The US Energy Department has announced it will issue a loan worth $2.5 billion to a joint venture between LG Energy Solutions and General Motors Co., to be used to finance the construction of new lithium ion battery manufacturing facilities.

The joint venture, named Ultium Cells Inc., is expected to close on the loan in the coming months, with the US Energy Department’s Advanced Technology Vehicles Manufacturing (ATVM) loan program. It will be the first loan funded by that program since 2010, and it will be the first loan by the US Energy Department that is exclusively for the construction of new battery cell manufacturing facilities. In April, the Energy Department made a conditional commitment to loan $107 million to Syrah Resources, a graphite miner, to expand an existing electric vehicle battery parts facility in Louisiana.

Previously the program has provided low-cost government loans to Tesla Inc, Ford Motors, and Nissan, however those only included battery manufacturing as one component of what the loan was designed to fund.

The initiative is partly motivated by President Joe Biden’s declaration that by 2030, the United States should see 50% or more of US automobile manufacturing be electric, or plug-in hybrid vehicles.

The director of the Energy Department’s loan program, Jigar Shah, said in an interview, “We have to have vehicle manufacturing capacity but also battery manufacturing capacity. This project provides one of the newest additions to battery manufacturing scale in this country.”

In a statement, Ultium Cells Inc. said that the new manufacturing “facilities will create more than 5,000 new high-tech jobs in the United States. We are grateful for the consideration and look forward to working with the Department of Energy on next steps.”

According to the plan, GM and LG intend to build three battery plants together, using a joint investment of more that $7 billion. Production is expected to begin in August at the Warren, Ohio facility, according to a spokeswoman. Currently the Ohio plant employs 700 workers.

The Tennessee facility is expected to begin production in 2023, and the facility planned for Michigan is expected to become operational in 2024. One condition of the loan agreement is that employees are paid the local prevailing wage and fringe benefits.
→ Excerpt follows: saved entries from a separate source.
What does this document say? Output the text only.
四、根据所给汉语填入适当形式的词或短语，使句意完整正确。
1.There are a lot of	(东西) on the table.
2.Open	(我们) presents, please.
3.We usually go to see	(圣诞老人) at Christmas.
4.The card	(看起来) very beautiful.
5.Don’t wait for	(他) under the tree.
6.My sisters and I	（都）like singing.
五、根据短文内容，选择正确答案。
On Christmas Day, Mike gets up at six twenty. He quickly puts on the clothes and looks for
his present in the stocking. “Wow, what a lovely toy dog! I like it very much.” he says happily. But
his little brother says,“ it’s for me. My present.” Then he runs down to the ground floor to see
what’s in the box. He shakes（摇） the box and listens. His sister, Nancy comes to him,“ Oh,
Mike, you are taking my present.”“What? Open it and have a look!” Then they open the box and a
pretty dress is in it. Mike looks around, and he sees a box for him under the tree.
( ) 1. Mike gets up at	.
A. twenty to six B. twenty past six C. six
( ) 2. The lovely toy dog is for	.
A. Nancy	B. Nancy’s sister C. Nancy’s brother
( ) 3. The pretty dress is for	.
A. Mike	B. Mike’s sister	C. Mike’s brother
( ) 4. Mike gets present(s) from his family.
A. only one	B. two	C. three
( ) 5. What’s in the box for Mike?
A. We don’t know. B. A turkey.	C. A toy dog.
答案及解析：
Shah went on, “The goal is to… help these companies move faster and farther than they otherwise would have.”

According to Shah, the department has already received over $18 billion in requests for loans from the auto program. He noted, the Department has at least another $5 billion in requests that are in the preparation phase, and said, “I do think there will more loans issued.”

Currently the program has $17.7 billion capable of being awarded as loans, and Shah noted, “for motivated borrowers, they can close these loans rather quickly.”

Syrah, the Australia-based graphite mining operation, plans to use its loan to expand a Louisiana plant that will process graphite mined in Mozambique into anodes, the positively charged terminal of a battery. According to the plan, the facility is expected to provide enough anodes for 2.3 million electric vehicles by 2040.

In a statement from February, the Energy Department said it planned to provide $2.91 billion in grants to facilitate production of advanced batteries, fund battery raw material refining and production plants, battery cell manufacturing facilities, and rare earth battery recycling facilities.